Quick tip – Was that last name a patronymic?

If the last name of your ancestor ends in -s, -se, -sen, or -en, it could originally have been a patronymic; a name derived from the name of the father. Common examples are Jansen [son of Jan], Pieters [son of Pieter] or Cornelissen [son of Cornelis]. Other names are more difficult to recognize as a patronymic, such as “Flooren” [son of Floris], “Dielen” [son of Egidius], or Celen [son of Marcel].

Patronymics were common in most parts of the Netherlands. In the northern provinces, most people used patronymics exclusively before 1811. In the western and southern provinces, people often used patronymics in combination with a last name. From 1811 onwards, the civil registration required hereditary last names.

If you encounter an ancestor with a name that looks like a patronymic, two things could be going on:

  • It could be a true patronymic. In that case, the patronymic will reflect the first name of the father.
  • The patronymic could have evolved into a hereditary last name. That could have happened at any point before 1811.

Finding the first person who used a patronymic is always exciting, since it will tell you how the family got its name.

My mother’s maiden name is Marijnissen, meaning “son of Marinus.” Her ancestor Marinus Peters was baptized in Chaam, Brabant in 1649. His son Joannes called himself Marijnissen, and so did his children and further descendants in the male line. My own son is named Marijn, after my mother’s last name and indirectly after that Marinus Peters who was born in 1649.

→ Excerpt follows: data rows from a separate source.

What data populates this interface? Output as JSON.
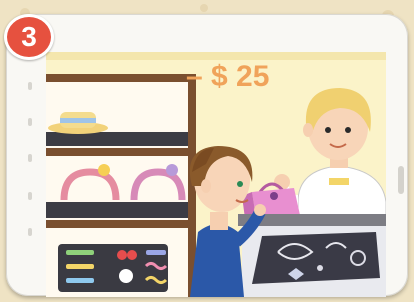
{
  "step": {
    "number": "3"
  },
  "scene": {
    "price_tag": "– $ 25"
  },
  "colors": {
    "badge": "#e6513f",
    "background": "#efe3c4",
    "tablet_frame": "#f9f8f4",
    "price": "#f0a35a"
  },
  "icons": {
    "shopkeeper": "shopkeeper-illustration",
    "customer": "customer-boy-illustration",
    "gift_bag": "gift-bag-icon"
  }
}
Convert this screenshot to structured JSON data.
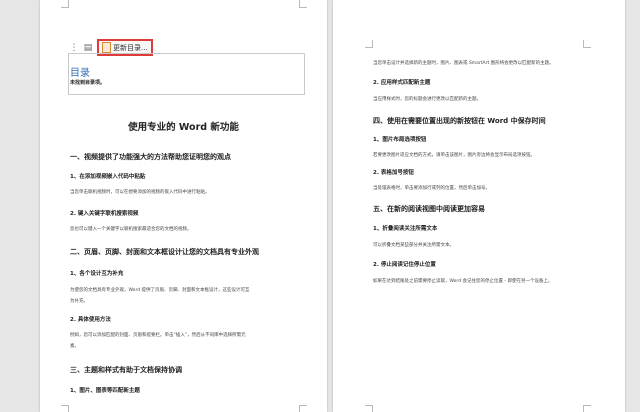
{
  "toc_toolbar": {
    "update_button_label": "更新目录..."
  },
  "toc": {
    "title": "目录",
    "empty_message": "未找到目录项。"
  },
  "left_page": {
    "doc_title": "使用专业的 Word 新功能",
    "lines": [
      {
        "type": "h1",
        "text": "一、视频提供了功能强大的方法帮助您证明您的观点"
      },
      {
        "type": "h2",
        "text": "1、在添加视频嵌入代码中粘贴"
      },
      {
        "type": "p",
        "text": "当您单击联机视频时，可以在想要添加的视频的嵌入代码中进行粘贴。"
      },
      {
        "type": "h2",
        "text": "2. 键入关键字联机搜索视频"
      },
      {
        "type": "p",
        "text": "您也可以键入一个关键字以联机搜索最适合您的文档的视频。"
      },
      {
        "type": "h1",
        "text": "二、页眉、页脚、封面和文本框设计让您的文档具有专业外观"
      },
      {
        "type": "h2",
        "text": "1、各个设计互为补充"
      },
      {
        "type": "p",
        "text": "为使您的文档具有专业外观，Word 提供了页眉、页脚、封面和文本框设计，这些设计可互"
      },
      {
        "type": "p",
        "text": "为补充。"
      },
      {
        "type": "h2",
        "text": "2. 具体使用方法"
      },
      {
        "type": "p",
        "text": "例如，您可以添加匹配的封面、页眉和提要栏。单击“插入”，然后从不同库中选择所需元"
      },
      {
        "type": "p",
        "text": "素。"
      },
      {
        "type": "h1",
        "text": "三、主题和样式有助于文档保持协调"
      },
      {
        "type": "h2",
        "text": "1、图片、图表等匹配新主题"
      }
    ]
  },
  "right_page": {
    "lines": [
      {
        "type": "p",
        "text": "当您单击设计并选择新的主题时，图片、图表或 SmartArt 图形将会更改以匹配新的主题。"
      },
      {
        "type": "h2",
        "text": "2. 应用样式匹配新主题"
      },
      {
        "type": "p",
        "text": "当应用样式时，您的标题会进行更改以匹配新的主题。"
      },
      {
        "type": "h1",
        "text": "四、使用在需要位置出现的新按钮在 Word 中保存时间"
      },
      {
        "type": "h2",
        "text": "1、图片布局选项按钮"
      },
      {
        "type": "p",
        "text": "若要更改图片适应文档的方式，请单击该图片，图片旁边将会显示布局选项按钮。"
      },
      {
        "type": "h2",
        "text": "2. 表格加号按钮"
      },
      {
        "type": "p",
        "text": "当处理表格时，单击要添加行或列的位置，然后单击加号。"
      },
      {
        "type": "h1",
        "text": "五、在新的阅读视图中阅读更加容易"
      },
      {
        "type": "h2",
        "text": "1、折叠阅读关注所需文本"
      },
      {
        "type": "p",
        "text": "可以折叠文档某些部分并关注所需文本。"
      },
      {
        "type": "h2",
        "text": "2. 停止阅读记住停止位置"
      },
      {
        "type": "p",
        "text": "如果在达到结尾处之前需要停止读取，Word 会记住您的停止位置 - 即使在另一个设备上。"
      }
    ]
  }
}
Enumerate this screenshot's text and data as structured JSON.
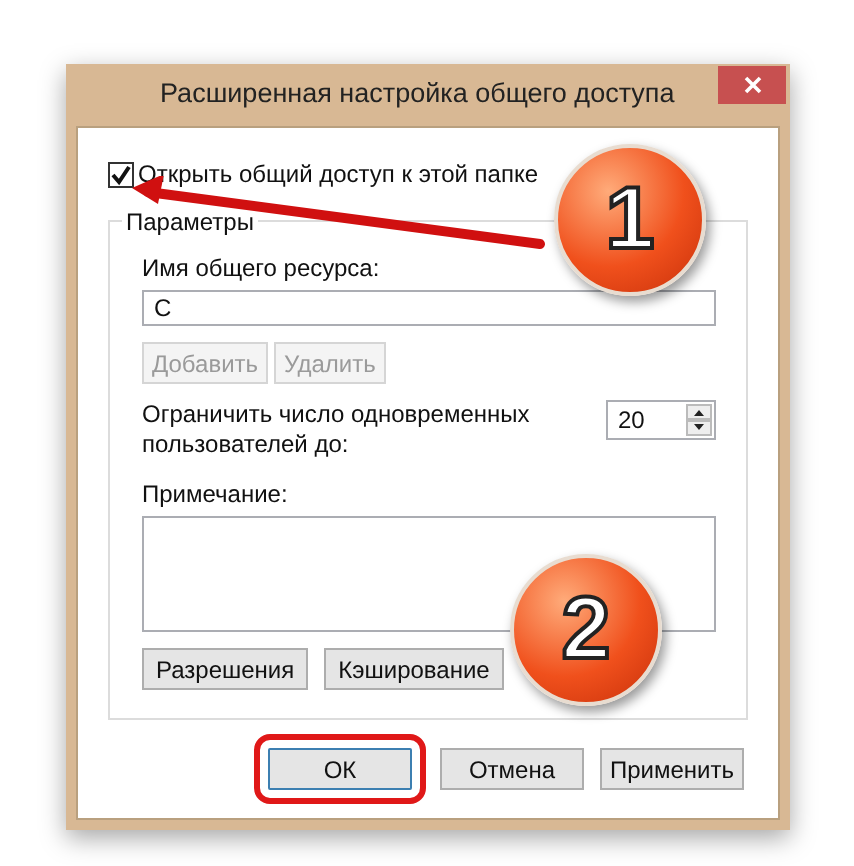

Baptism of Marinus Peter Antonissen

Baptism of Marinus Peter Antonissen. Roman Catholic Church (Chaam), 1 February 1649.

About Yvette Hoitink

Yvette Hoitink, CG® is a board-certified genealogist in the Netherlands. She has been doing genealogy for almost 30 years. Her expertise is helping people from across the world find their ancestors in the Netherlands. Read about Yvette's professional genealogy services.

Comments

  1. Carol Johnson says

    Researching my Dutch ancestors from the US has been fascinating. Finding your website has been incredibly helpful. I am confused about patronymics and how they relate to ‘maiden name’ and ‘married name.’ I exclusively use MyHeritage to build my tree. My specific question is, prior to 1811, when a woman married a man who had a first name and a patronymic, what was her ‘married’ name? and do I use her patronymic as her ‘maiden’ name or her ‘middle’ name? I’m not sure if this is the right place to ask a question, but I did want to let you know how much I appreciate what you’re doing.

  2. T Kooistra says

    I am trying to understand dutch Patronymic names. This is a friesan birth record that I am trying to track down.
    I have the following
    Klaas Klases (or Klazes)

    (He made his last name to Plaats in 1811, so it was Klaas Klazes Plaats.)

    First born son of Klaas Klazes was: Marten Klazes
    Second born son of Klaas Klazes was: Jan Klazes

    As I understand often the first born son was name after Father’s Father, and the second born after the mother father.

    So in this obscure case was Klaas Klazes father a Klaas as well? or was his father a Marten?

    Awesome website!! Thanks for the great information and resources!

    • Normally, if somebody is called Klaas Klases, that means “son of Klaas” so the father would be Klaas. In rare cases, people are named after someone including their patronymic, so there’s a small chance Klaas was named for someone named Klaas Klases. Whenever you’re dealing with patronymics and naming patterns, we have to check that the usual rules apply in this case. I’d say that his father is probably Klaas. It might be that you haven’t found the first son yet, or that this family deviated from the regular naming pattern in naming their children.